Data Products provide a framework for actually paying down your Data Debt.
It doesn’t matter whether you come at this exercise from the perspective of deploying Data Products or reducing Data Debt. The approach, endpoints, and benefits are all the same.
Illuminate Existing Data Debt:
It is possible that organizational leadership knew that it was incurring Data Debt when project prioritization decisions were made. Over time, even the fact that such decisions were made is forgotten. The starting point is to complete a gap analysis between your current in-scope information assets and your future state Data Products. The failure to complete those activities when the asset was implemented in the first place is the source of the Data Debt.
Quantify the Data Debt:
The next step is to quantify the work required to complete the activities identified in the gap analysis. In theory this will be the amount of work that was deferred in service of some aspect of the original delivery. Maybe resources. Maybe prioritization or discipline. Probably a date. In reality, it is almost always costlier to go back and remediate than to have taken care of it at the time.
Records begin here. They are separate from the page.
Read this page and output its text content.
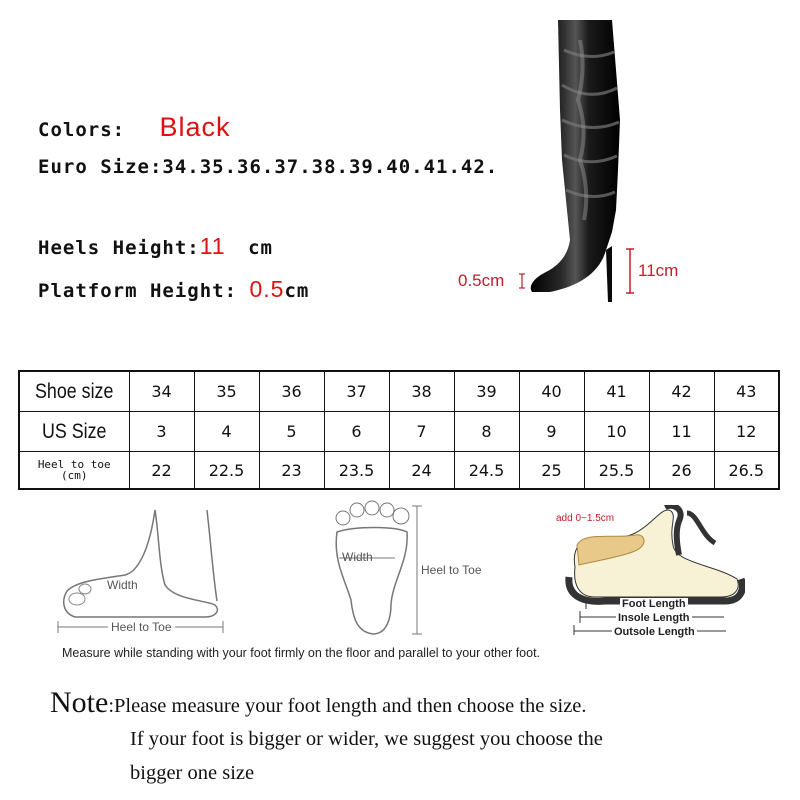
Colors: Black
Euro Size:34.35.36.37.38.39.40.41.42.
Heels Height:11 cm
Platform Height: 0.5cm	0.5cm
11cm
Shoe size	34	35	36	37	38	39	40	41	42	43
US Size	3	4	5	6	7	8	9	10	11	12

Heel to toe
(cm)	22	22.5	23	23.5	24	24.5	25	25.5	26	26.5
Width
Heel to Toe
Width
Heel to Toe
add 0~1.5cm
Foot Length
Insole Length
Outsole Length
Measure while standing with your foot firmly on the floor and parallel to your other foot.
Note:Please measure your foot length and then choose the size.
If your foot is bigger or wider, we suggest you choose the
bigger one size
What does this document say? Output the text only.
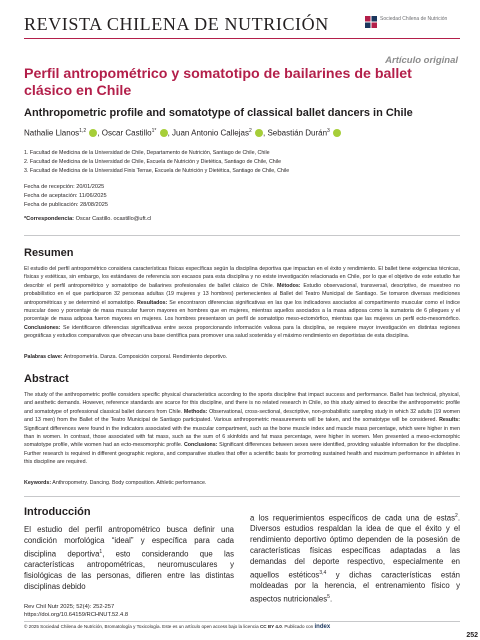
REVISTA CHILENA DE NUTRICIÓN	Sociedad Chilena de Nutrición
Artículo original
Perfil antropométrico y somatotipo de bailarines de ballet clásico en Chile
Anthropometric profile and somatotype of classical ballet dancers in Chile
Nathalie Llanos$^{1,2}$ , Oscar Castillo$^{1*}$ , Juan Antonio Callejas$^2$ , Sebastián Durán$^3$
1. Facultad de Medicina de la Universidad de Chile, Departamento de Nutrición, Santiago de Chile, Chile
2. Facultad de Medicina de la Universidad de Chile, Escuela de Nutrición y Dietética, Santiago de Chile, Chile
3. Facultad de Medicina de la Universidad Finis Terrae, Escuela de Nutrición y Dietética, Santiago de Chile, Chile
Fecha de recepción: 20/01/2025
Fecha de aceptación: 11/06/2025
Fecha de publicación: 28/08/2025
*Correspondencia: Oscar Castillo. ocastillo@uft.cl
Resumen
El estudio del perfil antropométrico considera características físicas específicas según la disciplina deportiva que impactan en el éxito y rendimiento. El ballet tiene exigencias técnicas, físicas y estéticas, sin embargo, los estándares de referencia son escasos para esta disciplina y no existe investigación relacionada en Chile, por lo que el objetivo de este estudio fue describir el perfil antropométrico y somatotipo de bailarines profesionales de ballet clásico de Chile. Métodos: Estudio observacional, transversal, descriptivo, de muestreo no probabilístico en el que participaron 32 personas adultas (19 mujeres y 13 hombres) pertenecientes al Ballet del Teatro Municipal de Santiago. Se tomaron diversas mediciones antropométricas y se determinó el somatotipo. Resultados: Se encontraron diferencias significativas en las que los indicadores asociados al compartimento muscular como el índice muscular óseo y porcentaje de masa muscular fueron mayores en hombres que en mujeres, mientras aquellos asociados a la masa adiposa como la sumatoria de 6 pliegues y el porcentaje de masa adiposa fueron mayores en mujeres. Los hombres presentaron un perfil de somatotipo meso-ectomórfico, mientras que las mujeres un perfil ecto-mesomórfico. Conclusiones: Se identificaron diferencias significativas entre sexos proporcionando información valiosa para la disciplina, se requiere mayor investigación en distintas regiones geográficas y estudios comparativos que ofrezcan una base científica para promover una salud sostenida y el máximo rendimiento en deportistas de esta disciplina.
Palabras clave: Antropometría. Danza. Composición corporal. Rendimiento deportivo.
Abstract
The study of the anthropometric profile considers specific physical characteristics according to the sports discipline that impact success and performance. Ballet has technical, physical, and aesthetic demands. However, reference standards are scarce for this discipline, and there is no related research in Chile, so this study aimed to describe the anthropometric profile and somatotype of professional classical ballet dancers from Chile. Methods: Observational, cross-sectional, descriptive, non-probabilistic sampling study in which 32 adults (19 women and 13 men) from the Ballet of the Teatro Municipal de Santiago participated. Various anthropometric measurements will be taken, and the somatotype will be considered. Results: Significant differences were found in the indicators associated with the muscular compartment, such as the bone muscle index and muscle mass percentage, which were higher in men than in women. In contrast, those associated with fat mass, such as the sum of 6 skinfolds and fat mass percentage, were higher in women. Men presented a meso-ectomorphic somatotype profile, while women had an ecto-mesomorphic profile. Conclusions: Significant differences between sexes were identified, providing valuable information for the discipline. Further research is required in different geographic regions, and comparative studies that offer a scientific basis for promoting sustained health and maximum performance in athletes in this discipline are required.
Keywords: Anthropometry. Dancing. Body composition. Athletic performance.
Introducción
El estudio del perfil antropométrico busca definir una condición morfológica “ideal” y específica para cada disciplina deportiva$^1$, esto considerando que las características antropométricas, neuromusculares y fisiológicas de las personas, difieren entre las distintas disciplinas debido
a los requerimientos específicos de cada una de estas$^2$. Diversos estudios respaldan la idea de que el éxito y el rendimiento deportivo óptimo dependen de la posesión de características físicas específicas adaptadas a las demandas del deporte respectivo, especialmente en aquellos estéticos$^{3,4}$ y dichas características están moldeadas por la herencia, el entrenamiento físico y aspectos nutricionales$^5$.
Rev Chil Nutr 2025; 52(4): 252-257
https://doi.org/10.64159/RCHNUT.52.4.8
© 2025 Sociedad Chilena de Nutrición, Bromatología y Toxicología. Este es un artículo open access bajo la licencia CC BY 4.0. Publicado con index
252
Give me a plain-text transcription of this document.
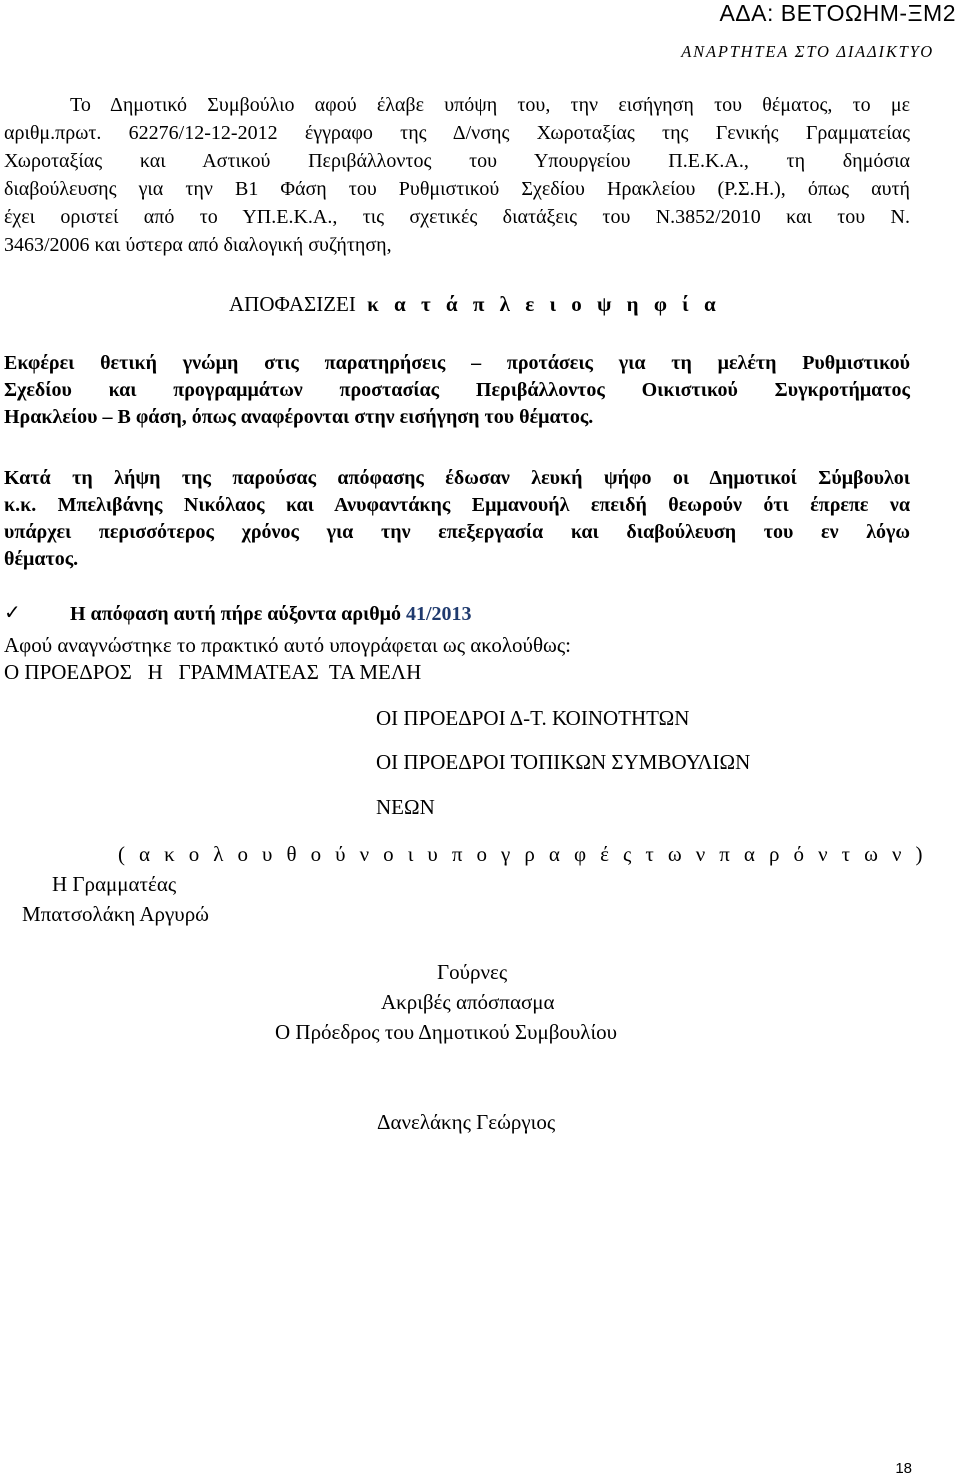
ΑΔΑ: ΒΕΤΟΩΗΜ-ΞΜ2
ΑΝΑΡΤΗΤΕΑ ΣΤΟ ΔΙΑΔΙΚΤΥΟ
Το Δημοτικό Συμβούλιο αφού έλαβε υπόψη του, την εισήγηση του θέματος, το με
αριθμ.πρωτ. 62276/12-12-2012 έγγραφο της Δ/νσης Χωροταξίας της Γενικής Γραμματείας
Χωροταξίας και Αστικού Περιβάλλοντος του Υπουργείου Π.Ε.Κ.Α., τη δημόσια
διαβούλευσης για την Β1 Φάση του Ρυθμιστικού Σχεδίου Ηρακλείου (Ρ.Σ.Η.), όπως αυτή
έχει οριστεί από το ΥΠ.Ε.Κ.Α., τις σχετικές διατάξεις του Ν.3852/2010 και του Ν.
3463/2006 και ύστερα από διαλογική συζήτηση,
ΑΠΟΦΑΣΙΖΕΙ κ α τ ά π λ ε ι ο ψ η φ ί α
Εκφέρει θετική γνώμη στις παρατηρήσεις – προτάσεις για τη μελέτη Ρυθμιστικού
Σχεδίου και προγραμμάτων προστασίας Περιβάλλοντος Οικιστικού Συγκροτήματος
Ηρακλείου – Β φάση, όπως αναφέρονται στην εισήγηση του θέματος.
Κατά τη λήψη της παρούσας απόφασης έδωσαν λευκή ψήφο οι Δημοτικοί Σύμβουλοι
κ.κ. Μπελιβάνης Νικόλαος και Ανυφαντάκης Εμμανουήλ επειδή θεωρούν ότι έπρεπε να
υπάρχει περισσότερος χρόνος για την επεξεργασία και διαβούλευση του εν λόγω
θέματος.
✓ Η απόφαση αυτή πήρε αύξοντα αριθμό 41/2013
Αφού αναγνώστηκε το πρακτικό αυτό υπογράφεται ως ακολούθως:
Ο ΠΡΟΕΔΡΟΣ   Η   ΓΡΑΜΜΑΤΕΑΣ  ΤΑ ΜΕΛΗ
ΟΙ ΠΡΟΕΔΡΟΙ Δ-Τ. ΚΟΙΝΟΤΗΤΩΝ
ΟΙ ΠΡΟΕΔΡΟΙ ΤΟΠΙΚΩΝ ΣΥΜΒΟΥΛΙΩΝ
ΝΕΩΝ
( α κ ο λ ο υ θ ο ύ ν ο ι υ π ο γ ρ α φ έ ς τ ω ν π α ρ ό ν τ ω ν )
Η Γραμματέας
Μπατσολάκη Αργυρώ
Γούρνες
Ακριβές απόσπασμα
Ο Πρόεδρος του Δημοτικού Συμβουλίου
Δανελάκης Γεώργιος
18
Maybe that’s a better analogue for interest on the Data Debt. When you put together the project plan, you’ll have the time, resources, and cost. This is the Data Debt principal that you’ll be repaying.
Repay the Data Debt:
Completing the transformation of that information asset into a Data Product is repaying Data Debt. You’re reducing the amount of Data Debt accrued to your organization. If your company treats information as an asset from a financial perspective, maybe you can treat the cost of these activities as debt service for tax or balance sheet purposes. (Disclaimer: These statements are for suggestive and illustrative purposes only. They should not be considered financial or tax advice. Always consult with your Finance or Accounting Department or certified professionals.)
Avoid Data Debt:
Finally, now that you’ve identified, quantified, and experienced what it takes to repay Data Debt, it should be clear that the best approach is to not incur it in the first place. That means deploying new information assets as Data Products. This will ensure that you’re not skipping key activities and accruing Data Debt again. Don’t take shortcuts. Don’t get yourself into more Data Debt. You don’t want to have to repeat this exercise.
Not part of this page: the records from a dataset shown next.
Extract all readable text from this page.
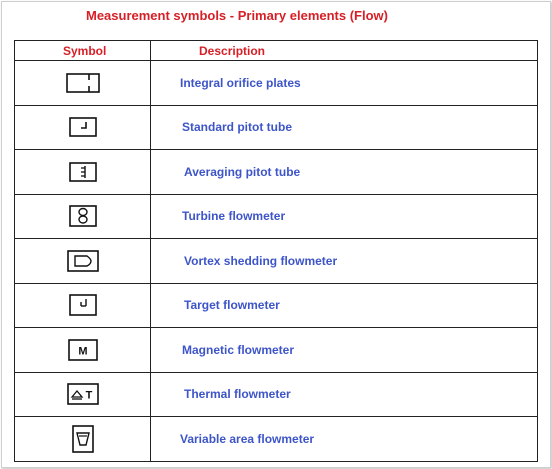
Measurement symbols - Primary elements (Flow)
Symbol	Description

	Integral orifice plates

	Standard pitot tube

	Averaging pitot tube

	Turbine flowmeter

	Vortex shedding flowmeter

	Target flowmeter

M	Magnetic flowmeter

T	Thermal flowmeter

	Variable area flowmeter
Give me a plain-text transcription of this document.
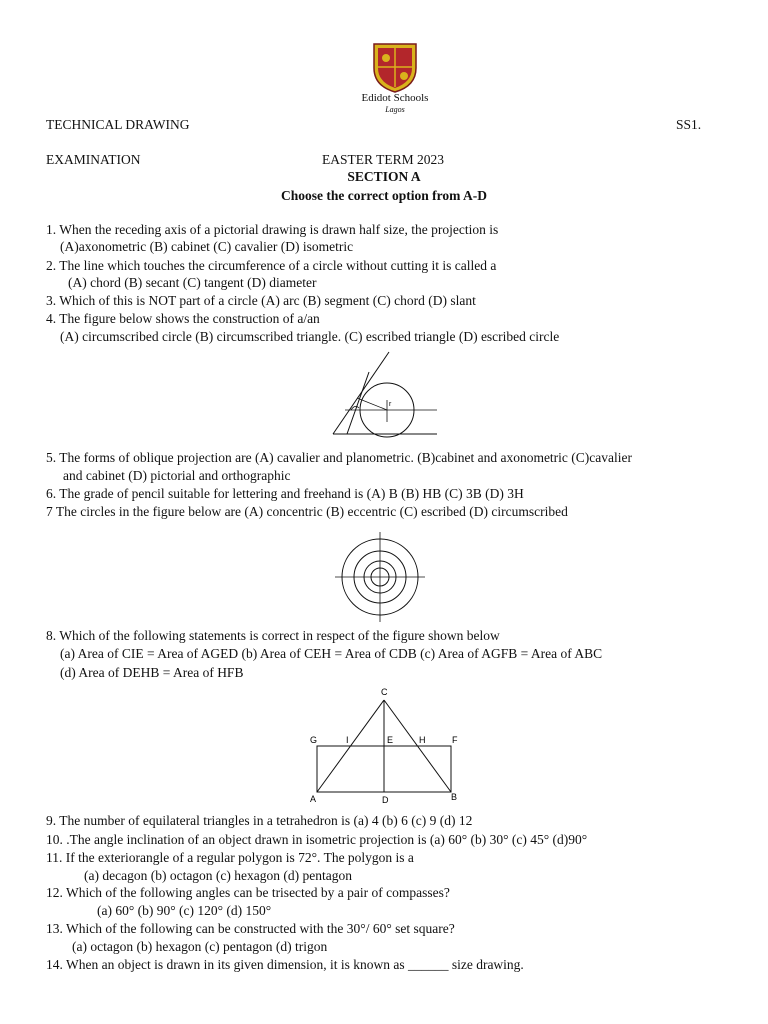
Edidot Schools
Lagos
TECHNICAL DRAWING	SS1.
EXAMINATION	EASTER TERM 2023
SECTION A
Choose the correct option from A-D
1. When the receding axis of a pictorial drawing is drawn half size, the projection is
(A)axonometric (B) cabinet (C) cavalier (D) isometric
2. The line which touches the circumference of a circle without cutting it is called a
(A) chord (B) secant (C) tangent (D) diameter
3. Which of this is NOT part of a circle (A) arc (B) segment (C) chord (D) slant
4. The figure below shows the construction of a/an
(A) circumscribed circle (B) circumscribed triangle. (C) escribed triangle (D) escribed circle
r
5. The forms of oblique projection are (A) cavalier and planometric. (B)cabinet and axonometric (C)cavalier
and cabinet (D) pictorial and orthographic
6. The grade of pencil suitable for lettering and freehand is (A) B (B) HB (C) 3B (D) 3H
7 The circles in the figure below are (A) concentric (B) eccentric (C) escribed (D) circumscribed
8. Which of the following statements is correct in respect of the figure shown below
(a) Area of CIE = Area of AGED (b) Area of CEH = Area of CDB (c) Area of AGFB = Area of ABC
(d) Area of DEHB = Area of HFB
C
G	I	E	H	F
A	D	B
9. The number of equilateral triangles in a tetrahedron is (a) 4 (b) 6 (c) 9 (d) 12
10. .The angle inclination of an object drawn in isometric projection is (a) 60° (b) 30° (c) 45° (d)90°
11. If the exteriorangle of a regular polygon is 72°. The polygon is a
(a) decagon (b) octagon (c) hexagon (d) pentagon
12. Which of the following angles can be trisected by a pair of compasses?
(a) 60° (b) 90° (c) 120° (d) 150°
13. Which of the following can be constructed with the 30°/ 60° set square?
(a) octagon (b) hexagon (c) pentagon (d) trigon
14. When an object is drawn in its given dimension, it is known as ______ size drawing.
Now you know the effort required to make Data Products out of your information assets. Now you know the amount of Data Debt your organization has accrued through the years. Are you shocked by the number? I wouldn’t be surprised.
Don’t let the magnitude of your Data Debt discourage you; you don’t have to repay it all at once.
Consider Dave Ramsey’s “Debt Snowball” approach: find a small debt that you can repay relatively quickly and easily. Start with that one. That gives you experience with the process that can be applied to the next one. And the next one. And the next one. As long as you’re always making progress (and not taking shortcuts elsewhere) you’ll always be reducing your Data Debt.